There was silence again. I looked at him. This was a stubborn guy. Probably forty-five. You don’t get to be chief of detectives in a Georgia jurisdiction if you’re forty-five and black except if you’re a stubborn guy. No percentage in jerking him around. I drew a breath.

“My name is Jack Reacher,” I said. “No middle name. No address.”

He wrote it down. Not much to write. I told him my date of birth.

“OK, Mr. Reacher,” Finlay said. “As I said, we have a lot of questions. I’ve glanced through your personal effects. You were carrying no ID at all. No driver’s license, no credit cards, no nothing. You have no address, you say. So I’m asking myself, who is this guy?”

He didn’t wait for any kind of a comment on that from me.

“Who was the guy with the shaved head?” he asked me.

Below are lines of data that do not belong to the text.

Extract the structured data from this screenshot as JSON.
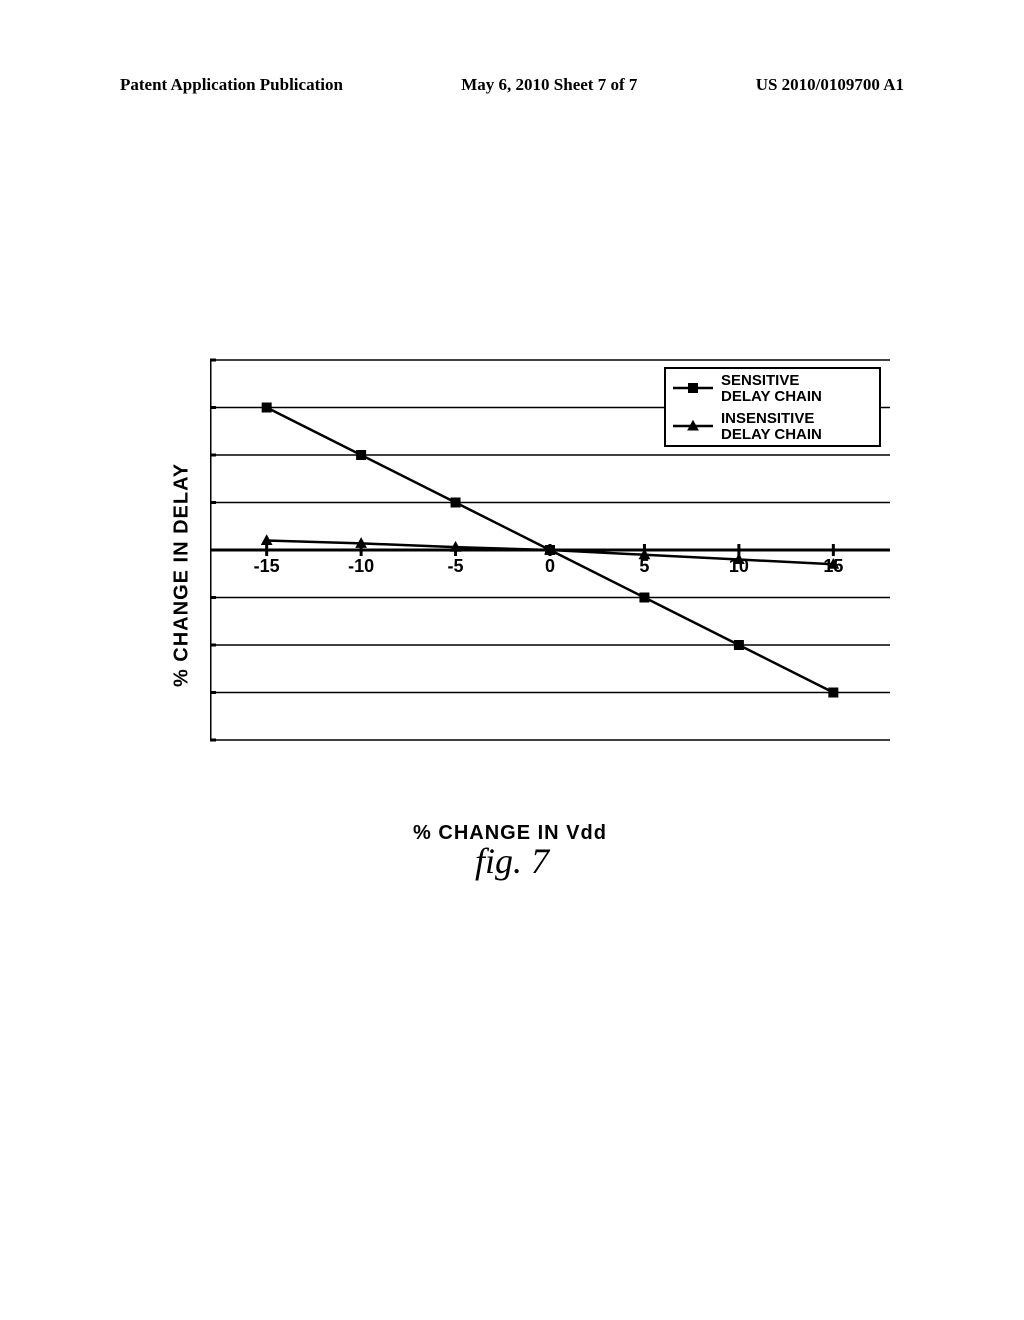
{
  "header": {
    "left": "Patent Application Publication",
    "center": "May 6, 2010  Sheet 7 of 7",
    "right": "US 2010/0109700 A1"
  },
  "chart": {
    "type": "line",
    "xlabel": "% CHANGE IN Vdd",
    "ylabel": "% CHANGE IN DELAY",
    "xlim": [
      -18,
      18
    ],
    "ylim": [
      -20,
      20
    ],
    "ytick_step": 5,
    "xtick_step": 5,
    "background_color": "#ffffff",
    "axis_color": "#000000",
    "grid_color": "#000000",
    "axis_width": 3,
    "grid_width": 1.5,
    "line_width": 2.5,
    "marker_size": 10,
    "label_fontsize": 20,
    "tick_fontsize": 18,
    "legend": {
      "position": "top-right",
      "border_color": "#000000",
      "fontsize": 15,
      "items": [
        {
          "label": "SENSITIVE DELAY CHAIN",
          "marker": "square"
        },
        {
          "label": "INSENSITIVE DELAY CHAIN",
          "marker": "triangle"
        }
      ]
    },
    "series": [
      {
        "name": "sensitive",
        "marker": "square",
        "color": "#000000",
        "x": [
          -15,
          -10,
          -5,
          0,
          5,
          10,
          15
        ],
        "y": [
          15,
          10,
          5,
          0,
          -5,
          -10,
          -15
        ]
      },
      {
        "name": "insensitive",
        "marker": "triangle",
        "color": "#000000",
        "x": [
          -15,
          -10,
          -5,
          0,
          5,
          10,
          15
        ],
        "y": [
          1,
          0.7,
          0.3,
          0,
          -0.5,
          -1,
          -1.5
        ]
      }
    ]
  },
  "caption": "fig.  7"
}
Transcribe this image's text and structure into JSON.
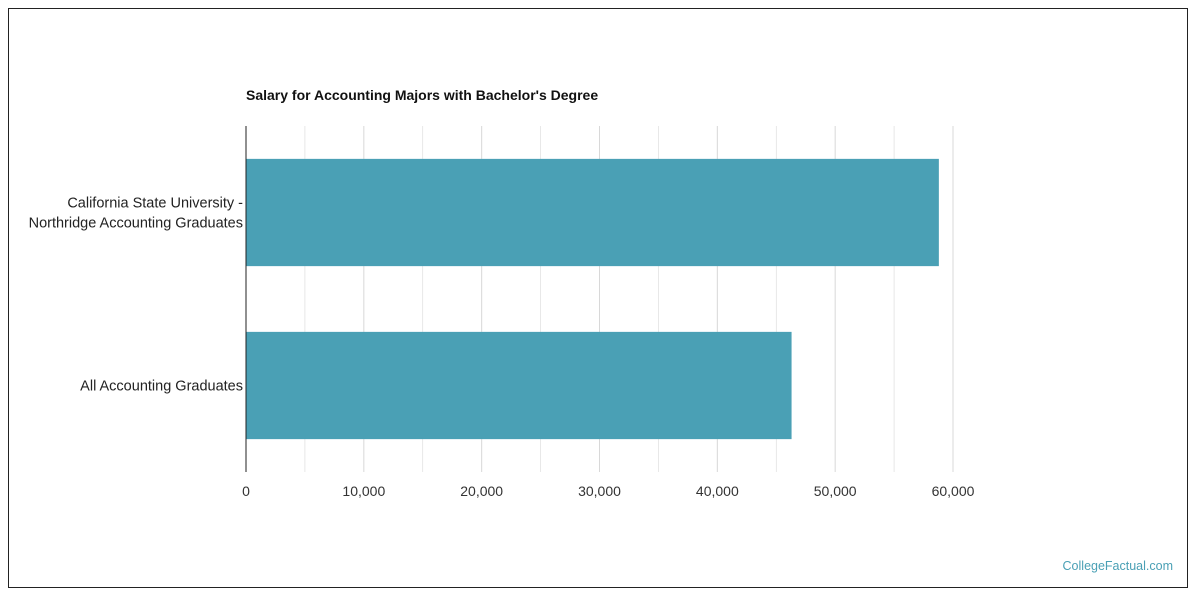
{
  "chart_data": {
    "type": "bar",
    "orientation": "horizontal",
    "title": "Salary for Accounting Majors with Bachelor's Degree",
    "categories": [
      [
        "California State University -",
        "Northridge Accounting Graduates"
      ],
      [
        "All Accounting Graduates"
      ]
    ],
    "values": [
      58800,
      46300
    ],
    "xlim": [
      0,
      60000
    ],
    "xticks": [
      0,
      10000,
      20000,
      30000,
      40000,
      50000,
      60000
    ],
    "xtick_labels": [
      "0",
      "10,000",
      "20,000",
      "30,000",
      "40,000",
      "50,000",
      "60,000"
    ],
    "grid": true,
    "bar_color": "#4aa0b5",
    "grid_color": "#d8d8d8"
  },
  "footer": {
    "credit": "CollegeFactual.com"
  }
}
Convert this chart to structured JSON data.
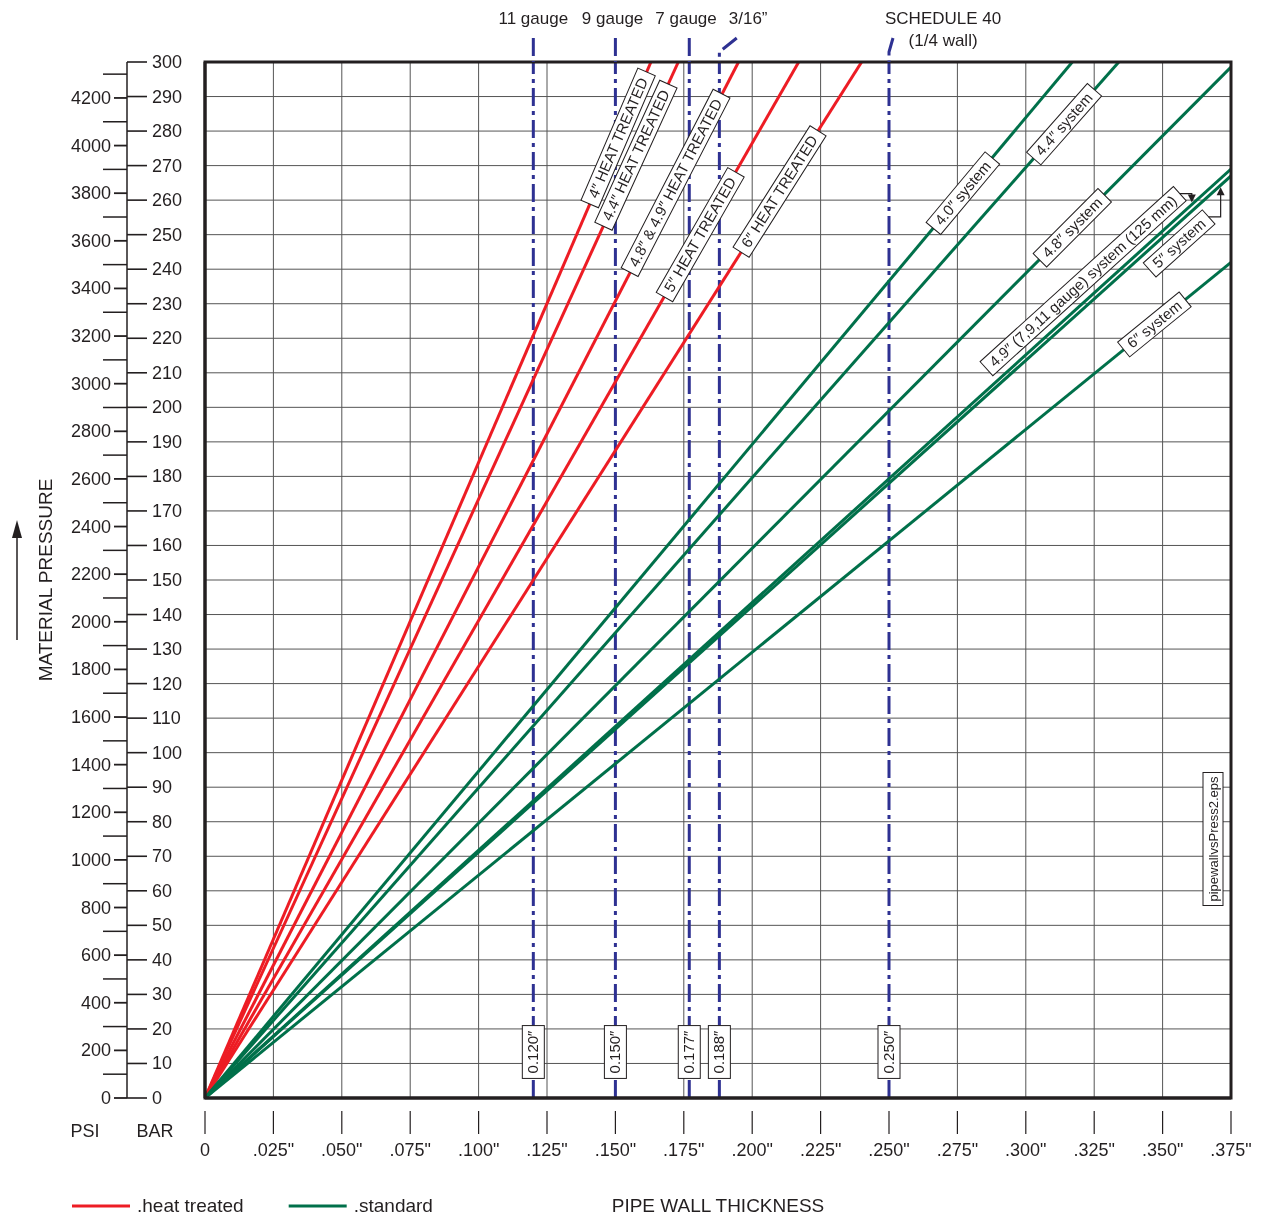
{
  "chart_data": {
    "type": "line",
    "xlabel": "PIPE WALL THICKNESS",
    "ylabel": "BAR",
    "y2label": "PSI",
    "xlim": [
      0,
      0.375
    ],
    "xticks": [
      0,
      {
        "value": 0.025,
        "label": ".025\""
      },
      {
        "value": 0.05,
        "label": ".050\""
      },
      {
        "value": 0.075,
        "label": ".075\""
      },
      {
        "value": 0.1,
        "label": ".100\""
      },
      {
        "value": 0.125,
        "label": ".125\""
      },
      {
        "value": 0.15,
        "label": ".150\""
      },
      {
        "value": 0.175,
        "label": ".175\""
      },
      {
        "value": 0.2,
        "label": ".200\""
      },
      {
        "value": 0.225,
        "label": ".225\""
      },
      {
        "value": 0.25,
        "label": ".250\""
      },
      {
        "value": 0.275,
        "label": ".275\""
      },
      {
        "value": 0.3,
        "label": ".300\""
      },
      {
        "value": 0.325,
        "label": ".325\""
      },
      {
        "value": 0.35,
        "label": ".350\""
      },
      {
        "value": 0.375,
        "label": ".375\""
      }
    ],
    "ylim": [
      0,
      300
    ],
    "yticks": [
      0,
      10,
      20,
      30,
      40,
      50,
      60,
      70,
      80,
      90,
      100,
      110,
      120,
      130,
      140,
      150,
      160,
      170,
      180,
      190,
      200,
      210,
      220,
      230,
      240,
      250,
      260,
      270,
      280,
      290,
      300
    ],
    "y2lim": [
      0,
      4351
    ],
    "y2ticks": [
      0,
      200,
      400,
      600,
      800,
      1000,
      1200,
      1400,
      1600,
      1800,
      2000,
      2200,
      2400,
      2600,
      2800,
      3000,
      3200,
      3400,
      3600,
      3800,
      4000,
      4200
    ],
    "grid": true,
    "legend": "bottom left",
    "line_style": "solid",
    "series": [
      {
        "name": ".heat treated",
        "color": "#ed1c24",
        "x": [
          0,
          0.163
        ],
        "values": [
          0,
          300
        ]
      },
      {
        "color": "#ed1c24",
        "x": [
          0,
          0.173
        ],
        "values": [
          0,
          300
        ]
      },
      {
        "color": "#ed1c24",
        "x": [
          0,
          0.195
        ],
        "values": [
          0,
          300
        ]
      },
      {
        "color": "#ed1c24",
        "x": [
          0,
          0.217
        ],
        "values": [
          0,
          300
        ]
      },
      {
        "color": "#ed1c24",
        "x": [
          0,
          0.24
        ],
        "values": [
          0,
          300
        ]
      },
      {
        "name": ".standard",
        "color": "#00704a",
        "x": [
          0,
          0.317
        ],
        "values": [
          0,
          300
        ]
      },
      {
        "color": "#00704a",
        "x": [
          0,
          0.334
        ],
        "values": [
          0,
          300
        ]
      },
      {
        "color": "#00704a",
        "x": [
          0,
          0.375
        ],
        "values": [
          0,
          298.5
        ]
      },
      {
        "color": "#00704a",
        "x": [
          0,
          0.375
        ],
        "values": [
          0,
          269
        ]
      },
      {
        "color": "#00704a",
        "x": [
          0,
          0.375
        ],
        "values": [
          0,
          267
        ]
      },
      {
        "color": "#00704a",
        "x": [
          0,
          0.375
        ],
        "values": [
          0,
          242
        ]
      }
    ],
    "ref_lines": [
      {
        "axis": "x",
        "value": 0.12,
        "label": "11 gauge",
        "color": "#2e3192",
        "line_style": "dashed"
      },
      {
        "axis": "x",
        "value": 0.15,
        "label": "9 gauge",
        "color": "#2e3192",
        "line_style": "dashed"
      },
      {
        "axis": "x",
        "value": 0.177,
        "label": "7 gauge",
        "color": "#2e3192",
        "line_style": "dashed"
      },
      {
        "axis": "x",
        "value": 0.188,
        "label": "3/16”",
        "color": "#2e3192",
        "line_style": "dashed"
      },
      {
        "axis": "x",
        "value": 0.25,
        "label": "SCHEDULE 40\n(1/4 wall)",
        "color": "#2e3192",
        "line_style": "dashed"
      }
    ],
    "annotations": [
      "0.120″",
      "0.150″",
      "0.177″",
      "0.188″",
      "0.250″",
      {
        "text": "4″ HEAT TREATED",
        "x": 0.151,
        "y": 278
      },
      {
        "text": "4.4″ HEAT TREATED",
        "x": 0.1575,
        "y": 273
      },
      {
        "text": "4.8″ & 4.9″ HEAT TREATED",
        "x": 0.172,
        "y": 265
      },
      {
        "text": "5″ HEAT TREATED",
        "x": 0.181,
        "y": 250
      },
      {
        "text": "6″ HEAT TREATED",
        "x": 0.21,
        "y": 262.5
      },
      {
        "text": "4.0″ system",
        "x": 0.277,
        "y": 262
      },
      {
        "text": "4.4″ system",
        "x": 0.314,
        "y": 282
      },
      {
        "text": "4.8″ system",
        "x": 0.317,
        "y": 252
      },
      {
        "text": "4.9″ (7,9,11 gauge) system (125 mm)",
        "x": 0.325,
        "y": 233
      },
      {
        "text": "5″ system",
        "x": 0.352,
        "y": 251
      },
      {
        "text": "6″ system",
        "x": 0.347,
        "y": 224
      },
      "MATERIAL PRESSURE",
      "pipewallvsPress2.eps"
    ]
  }
}
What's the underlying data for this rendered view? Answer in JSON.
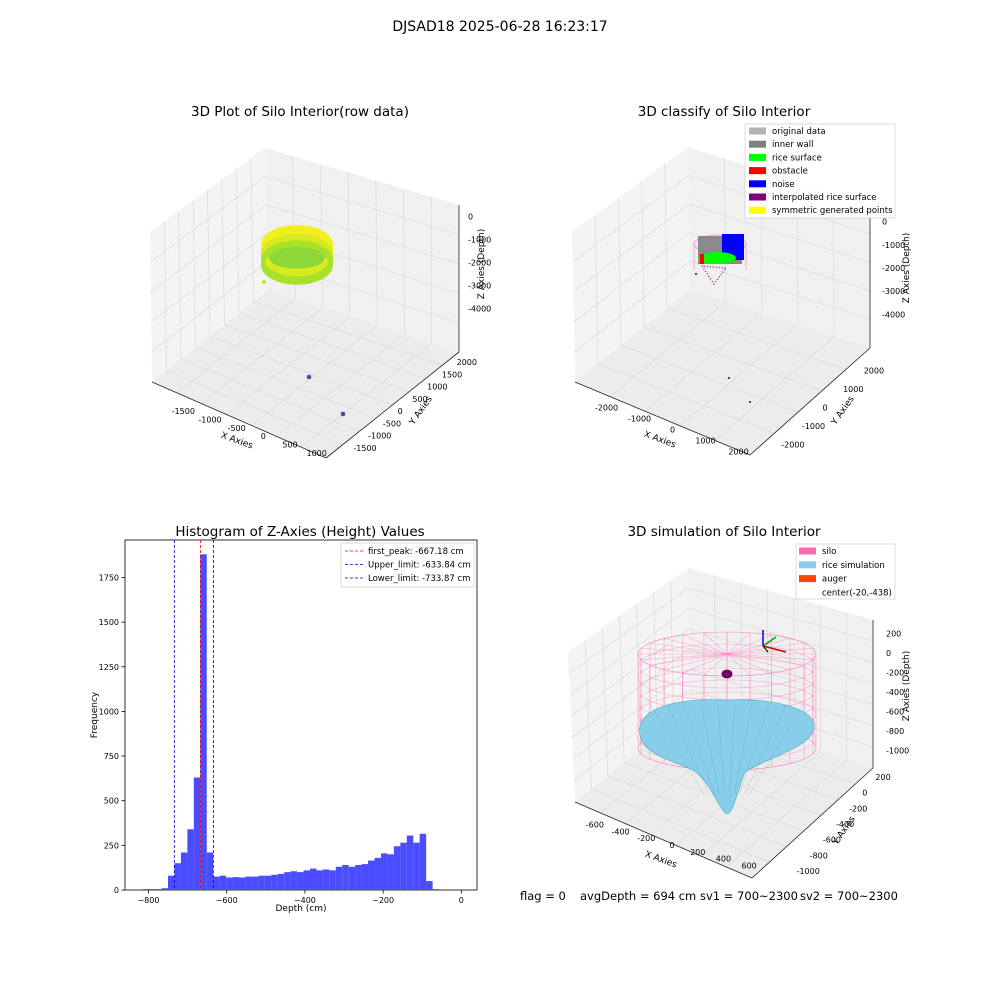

I didn’t answer. I was watching the big clock, waiting for the minute hand to move.

“Tell me what happened,” he said.

I had no idea what had happened. No idea at all. Something had happened to somebody, but not to me. I sat there. Didn’t answer.

“What is Pluribus?” Finlay asked.

I looked at him and shrugged.

“The United States motto?” I said. “E Pluribus Unum? Adopted in 1776 by the Second Continental Congress, right?”

He just grunted at me. I carried on looking straight at him. I figured this was the type of a guy who might answer a question.

“What is this about?” I asked him.

Silence again. His turn to look at me. I could see him thinking about whether to answer, and how.

“What is this about?” I asked him again. He sat back and steepled his fingers.

“You know what this is about,” he said. “Homicide. With some very disturbing features. Victim was found this morning up at the Kliner warehouse. North end of the county road, up at the highway cloverleaf. Witness has reported a man seen walking away from that location. Shortly after eight o’clock this morning. Description given was that of a white man, very tall, wearing a long black overcoat, fair hair, no hat, no baggage.”

Silence again. I am a white man. I am very tall. My hair is fair. I was sitting there wearing a long black overcoat. I didn’t have a hat. Or a bag. I had been walking on the county road for the best part of four hours this morning. From eight until about eleven forty-five.

“How long is the county road?” I said. “From the highway all the way down to here?”

Finlay thought about it.

“Maybe fourteen miles, I guess,” he said.

“Right,” I said. “I walked all the way down from the highway into town. Fourteen miles, maybe. Plenty of people must have seen me. Doesn’t mean I did anything to anybody.”

He didn’t respond. I was getting curious about this situation.

“Is that your neighborhood?” I asked him. “All the way over at the highway?”

“Yes, it is,” he said. “Jurisdiction issue is clear. No way out for you there, Mr. Reacher. The town limit extends fourteen miles, right up to the highway. The warehousing out there is mine, no doubt about that.”